As you will no doubt be aware, Google have released an RSS and Atom service that outputs any Google News search or subject listing in RSS or Atom format. This is achieved by adding &output=rss or &output=atom.
The feeds themselves include a Google-produced summary (usually ignoring the provider’s summary) and the image associated with that story, not forgetting the obligatory headline and link to the story.
In addition to making this service available for newsreaders, Google have also created a licence to allow end-users to reproduce the RSS and Atom feeds on their own websites.
All well and good I guess. Except there are two potential issues here:
- Most news providers have their own RSS terms and conditions, which may differ from the Google News RSS licence
- The images included with the stories are usually agency stills (AP, Reuters, Getty,etc). These agencies exercise strict controls over the reproduction of their images and it’s not clear how Google can be in a position to sub-licence their reproduction on third party sites.
So, a news provider might release a licence to accompany the RSS feeds made available from their site.
That licence may include a definition of what types of sites can and can’t reproduce the news contained within the feeds. Political, pro-terrorism, and pornographic websites are all examples one could easily expect to fall in this category.
An end user could use that modifier to create a feed of stories from a single news provider, via the Google News RSS service, and include it on their site under the authority of the Google News RSS licence.
That licence is going to be different to the original news provider’s licence which would have come into play if those same stories were sourced from the news provider directly.
In fact the Google licence will probably be less restrictive than the original news provider’s licence because Google are working to a different dynamic to most news providers. Google want as many people to see their feed, whereas a news agency may wish to protect its brand by restricting who can take their feed.
And if individual news providers were able to successfully negotiate with Google that their own terms and conditions must prevail in any resyndication of their stories, how would that work in a normal situation where multiple news stories are returned in a single feed?
Finally, there’s an issue of warranty and feed integrity. It’s likely Google will include advertising in their Google News RSS/Atom feeds at some point in the future (to pay for the service).
Regardless of whether the original news provider is interested in also providing advertising in their direct feeds or not, this is an issue. Commercial news providers will be missing out on potential advertising revenue being leveraged on their content, and non-commercial news providers might feel their position is being compromised.
Agency photo reproduction
Perhaps the biggest issue of all, however, are the images contained in the Google News RSS feed.
Most news providers don’t actually own the stills they use in their articles. In most cases they have deals with the agencies such as AP, Reuters and Getty, to reproduce stills on their respective sites (and only their site).
When Google News first went live, many were surprised that Google were reproducing licensed images on their site – without holding a licence directly with the agencies.
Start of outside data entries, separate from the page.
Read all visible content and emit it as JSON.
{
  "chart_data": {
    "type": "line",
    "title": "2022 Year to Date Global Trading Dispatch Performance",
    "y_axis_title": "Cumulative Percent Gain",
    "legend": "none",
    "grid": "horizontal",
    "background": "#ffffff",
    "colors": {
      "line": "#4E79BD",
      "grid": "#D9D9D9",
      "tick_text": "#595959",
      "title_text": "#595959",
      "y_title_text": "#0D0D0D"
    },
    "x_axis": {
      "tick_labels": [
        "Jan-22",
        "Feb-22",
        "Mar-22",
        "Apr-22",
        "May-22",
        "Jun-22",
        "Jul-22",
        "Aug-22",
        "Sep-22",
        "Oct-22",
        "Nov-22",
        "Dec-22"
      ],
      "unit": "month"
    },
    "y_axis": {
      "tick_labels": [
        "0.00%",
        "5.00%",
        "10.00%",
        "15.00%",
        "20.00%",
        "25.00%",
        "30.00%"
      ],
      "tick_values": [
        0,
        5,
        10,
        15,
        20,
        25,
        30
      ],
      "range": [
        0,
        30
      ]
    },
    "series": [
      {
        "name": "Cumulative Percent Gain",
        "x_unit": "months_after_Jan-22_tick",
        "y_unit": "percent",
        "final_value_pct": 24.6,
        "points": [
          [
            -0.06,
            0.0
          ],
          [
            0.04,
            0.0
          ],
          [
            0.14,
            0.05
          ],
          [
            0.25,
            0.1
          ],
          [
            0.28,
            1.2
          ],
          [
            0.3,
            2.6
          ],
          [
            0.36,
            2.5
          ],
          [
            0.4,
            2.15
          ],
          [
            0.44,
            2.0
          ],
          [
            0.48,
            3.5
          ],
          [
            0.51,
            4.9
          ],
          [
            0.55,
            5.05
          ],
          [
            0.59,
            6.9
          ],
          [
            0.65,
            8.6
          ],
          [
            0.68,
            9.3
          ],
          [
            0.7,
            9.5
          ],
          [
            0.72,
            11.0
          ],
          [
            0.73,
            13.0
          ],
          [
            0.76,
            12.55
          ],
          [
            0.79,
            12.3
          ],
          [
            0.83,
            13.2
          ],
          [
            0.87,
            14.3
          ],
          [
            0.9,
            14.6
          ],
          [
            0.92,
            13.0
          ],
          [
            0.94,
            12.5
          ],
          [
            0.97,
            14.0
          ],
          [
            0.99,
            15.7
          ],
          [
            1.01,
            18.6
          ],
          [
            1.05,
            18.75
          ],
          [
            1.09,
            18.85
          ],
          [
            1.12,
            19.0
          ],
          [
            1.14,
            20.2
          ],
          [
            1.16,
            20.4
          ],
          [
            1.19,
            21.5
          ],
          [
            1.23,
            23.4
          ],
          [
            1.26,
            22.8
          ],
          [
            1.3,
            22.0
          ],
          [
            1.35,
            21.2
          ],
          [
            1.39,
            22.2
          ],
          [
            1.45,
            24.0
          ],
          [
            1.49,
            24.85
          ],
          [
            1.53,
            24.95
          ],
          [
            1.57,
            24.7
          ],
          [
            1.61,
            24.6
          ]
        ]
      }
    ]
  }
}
I guess Google’s interpretation is that it’s “fair use”. AFP doesn’t agree, however.
The big issue here is that those images are now being redistributed by Google for reproduction on non-commercial third party websites.
It would be impossible for Google to have an agreement in place with every picture agency and so it can only be assumed that, once again, Google are arguing that this is fair use of the images.
It’s likely that the picture agencies themselves will think otherwise – they make money from licensing stills. (I would argue it’s unlikely they would be missing out on much business from “non-commercial” use, but they would probably feel their position is being compromised none-the-less).
There is another issue here, too: exclusives.
What if a rights holder signs an exclusive, ‘one-time use’ licence with a newspaper for a set of photographs? That newspaper might publish the photos to their websites as part of the deal, but that might be the only place on the Internet licenced to reproduce the photos.
The Google News spider can’t know the rights on a given picture, so it would pick up the image in the same way it does for all images, making it available for reproducion on the Google News website.
Google would also make that image available for reproduction on third party sites via their RSS and Atom feed – potentially leaving the end-site owner liable for action to be taken against them by the newspaper, and the original rights holder of the photo. The claim would be that they had reproduced a still that Google wasn’t licensed to give them nor were they licensed to publish directly.
Who knows where this is all going to lead.
I would like to think that the reproduction of agency stills on “non-commercial” websites would be classed as ‘fair use’. The news provider who used it will have paid the agency for the image to be used in association with that story. Assuming that each image is being reproduced as part of the representation of the original news item it was syndicated with on the non-commercial third party site, then I feel that should constitute ‘fair use’.
(To give an example, I would hope a run down of the current news from CNN, with images, would be considered ‘fair use’ on a non commercial website. But a picture gallery of otherwise unconnected images, with no reference or link to the news stories they originally accompanied, could not be considered fair use.)
But that’s just my own view – as an individual, interested in promoting “open media” – and not in any other capacity or on behalf of any company or organisation. As always, the views I express on my blog are my own and not necessarily shared by my employer.